Masih dari resep tersebut, kalau mau dibuat kecut tinggal kita diamkan di suhu ruangan selama 24 jam. Sejak blog ini ditulis, saya telah membuat kimchi sebanyak tiga kali, dua kali saya menyesuaikan dengan bahan yang ada, mengganti gochugaru dengan bubuk cabe rawit (yang membuat perut saya melilit) dan mengganti bawang bombay dengan bawang merah karena harganya saat itu sedang melambung tinggi.
![]() |
| Kimchi pertama |
Bisa dibilang, saya mengagumi kimchi pertama yang saya buat, sedikit gagal karena terlalu pedas, tapi rasanya sangat familiar seperti yang saya makan di resto Korea. Percobaan kedua saya menggunakan cabe bubuk biasa dan warnanya tidak semerah kimchi pertama cenderung coklat bahkan tapi rasanya tidak pedas. Saya cukup ambisius, percobaan ketiga saya membeli bubuk cabe korea (gochugaru) di toko online, lalu menggunakan bawang bombay karena harganya sudah kembali normal. Gochugaru ini selain tidak terlalu pedas, warnanya pun merah cantik yang menggugah selera.
Percobaan ketiga ini seharusnya sempurna, harusnya enak, tapi sayangnya asin. Karena saya lupa menaruh gula dan terlalu banyak membubuhkan garam laut.

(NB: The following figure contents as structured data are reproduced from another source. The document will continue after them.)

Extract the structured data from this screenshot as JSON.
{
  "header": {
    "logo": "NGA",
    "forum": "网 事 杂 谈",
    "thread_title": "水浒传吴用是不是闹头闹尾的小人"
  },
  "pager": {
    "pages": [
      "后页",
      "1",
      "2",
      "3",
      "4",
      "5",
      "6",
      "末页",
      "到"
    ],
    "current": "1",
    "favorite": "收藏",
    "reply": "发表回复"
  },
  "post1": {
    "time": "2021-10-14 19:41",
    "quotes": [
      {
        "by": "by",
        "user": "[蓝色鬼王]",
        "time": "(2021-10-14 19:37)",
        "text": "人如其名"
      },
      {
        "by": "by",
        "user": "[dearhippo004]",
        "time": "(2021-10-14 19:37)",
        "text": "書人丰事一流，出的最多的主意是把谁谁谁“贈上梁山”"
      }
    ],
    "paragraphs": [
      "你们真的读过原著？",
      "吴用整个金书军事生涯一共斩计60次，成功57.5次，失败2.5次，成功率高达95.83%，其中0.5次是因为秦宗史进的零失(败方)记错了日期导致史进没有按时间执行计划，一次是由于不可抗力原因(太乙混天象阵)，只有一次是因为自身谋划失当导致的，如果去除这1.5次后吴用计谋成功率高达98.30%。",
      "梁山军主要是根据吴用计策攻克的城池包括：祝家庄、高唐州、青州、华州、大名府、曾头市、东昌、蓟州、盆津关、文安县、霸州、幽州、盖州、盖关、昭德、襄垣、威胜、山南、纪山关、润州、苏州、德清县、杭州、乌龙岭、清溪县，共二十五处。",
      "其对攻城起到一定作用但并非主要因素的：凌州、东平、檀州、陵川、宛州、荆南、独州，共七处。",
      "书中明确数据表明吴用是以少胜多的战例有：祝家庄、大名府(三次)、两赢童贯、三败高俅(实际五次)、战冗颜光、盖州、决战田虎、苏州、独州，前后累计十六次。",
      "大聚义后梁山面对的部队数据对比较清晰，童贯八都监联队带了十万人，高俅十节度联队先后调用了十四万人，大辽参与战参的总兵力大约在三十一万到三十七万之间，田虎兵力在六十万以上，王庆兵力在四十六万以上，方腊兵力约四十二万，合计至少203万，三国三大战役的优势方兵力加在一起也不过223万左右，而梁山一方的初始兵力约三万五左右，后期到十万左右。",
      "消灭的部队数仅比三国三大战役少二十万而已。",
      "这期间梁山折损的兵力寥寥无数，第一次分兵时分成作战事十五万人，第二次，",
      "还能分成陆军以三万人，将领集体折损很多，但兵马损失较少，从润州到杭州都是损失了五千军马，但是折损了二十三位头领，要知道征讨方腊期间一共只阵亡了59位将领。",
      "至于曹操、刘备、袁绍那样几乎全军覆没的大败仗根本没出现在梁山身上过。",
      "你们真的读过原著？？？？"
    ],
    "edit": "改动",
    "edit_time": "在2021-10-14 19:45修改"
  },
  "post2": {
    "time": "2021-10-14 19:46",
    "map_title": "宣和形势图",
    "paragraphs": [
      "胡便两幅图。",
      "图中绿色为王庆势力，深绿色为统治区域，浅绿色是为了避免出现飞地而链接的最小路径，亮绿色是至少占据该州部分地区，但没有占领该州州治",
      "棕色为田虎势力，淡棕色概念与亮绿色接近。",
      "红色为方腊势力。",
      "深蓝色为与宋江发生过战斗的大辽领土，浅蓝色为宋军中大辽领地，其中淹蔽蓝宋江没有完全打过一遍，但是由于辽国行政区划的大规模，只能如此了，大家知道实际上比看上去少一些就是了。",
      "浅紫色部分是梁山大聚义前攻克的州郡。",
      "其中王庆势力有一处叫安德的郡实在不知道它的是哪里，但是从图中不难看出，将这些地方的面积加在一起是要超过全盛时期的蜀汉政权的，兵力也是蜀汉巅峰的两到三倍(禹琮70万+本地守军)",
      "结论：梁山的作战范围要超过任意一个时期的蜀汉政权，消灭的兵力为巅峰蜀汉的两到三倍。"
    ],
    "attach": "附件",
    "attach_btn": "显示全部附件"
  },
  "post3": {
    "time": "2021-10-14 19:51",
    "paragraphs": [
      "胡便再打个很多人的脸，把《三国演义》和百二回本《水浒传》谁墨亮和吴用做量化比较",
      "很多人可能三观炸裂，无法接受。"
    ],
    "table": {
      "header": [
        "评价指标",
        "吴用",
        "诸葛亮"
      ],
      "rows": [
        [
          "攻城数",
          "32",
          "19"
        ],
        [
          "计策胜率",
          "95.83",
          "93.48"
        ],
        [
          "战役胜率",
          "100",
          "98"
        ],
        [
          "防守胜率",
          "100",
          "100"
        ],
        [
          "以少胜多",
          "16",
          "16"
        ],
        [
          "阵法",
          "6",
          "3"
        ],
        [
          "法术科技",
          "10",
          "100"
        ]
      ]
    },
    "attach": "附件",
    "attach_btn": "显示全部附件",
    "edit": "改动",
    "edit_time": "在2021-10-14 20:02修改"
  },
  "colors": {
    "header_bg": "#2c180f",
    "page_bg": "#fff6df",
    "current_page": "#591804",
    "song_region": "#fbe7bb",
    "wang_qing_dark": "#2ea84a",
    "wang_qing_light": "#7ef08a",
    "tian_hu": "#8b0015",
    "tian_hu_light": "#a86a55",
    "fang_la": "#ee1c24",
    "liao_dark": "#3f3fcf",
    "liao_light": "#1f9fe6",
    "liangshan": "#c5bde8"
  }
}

Drama Korea kimchi ini masih akan berlangsung, saya tetap akan membuat kimchi yang keempat kalinya, kali ini tanpa perasaan jumawa.
Bersambung…
| Kimchi ketiga sebelum diaduk |
Cheers,
Philida Thea

1 comments
Hai, mbak. Saya belum pernah merasakan membuat Kimchi sendiri, tapi kalau makan kimchi pernah akibat memesan Korean Noodle yang disengaja karena ada kimchinya. Kimchi ini semacam sauerkraut Jerman, ya. Cuma agak pedas. Kalau yang pedes-pedes biasanya saya nggak doyan. Tapi yang masem-masem seger macam acar timun-wortel-bawang merah buat side dish nasi goreng dan mie goreng itu saya suka. Sauerkraut juga enak. Probiotik yang bagus pula buat saluran cerna, seperti kimchi. Sayangnya faktor rasa pedas mungkin akan memberi dampak kesehatan yang kurang menguntungkan bagi saya.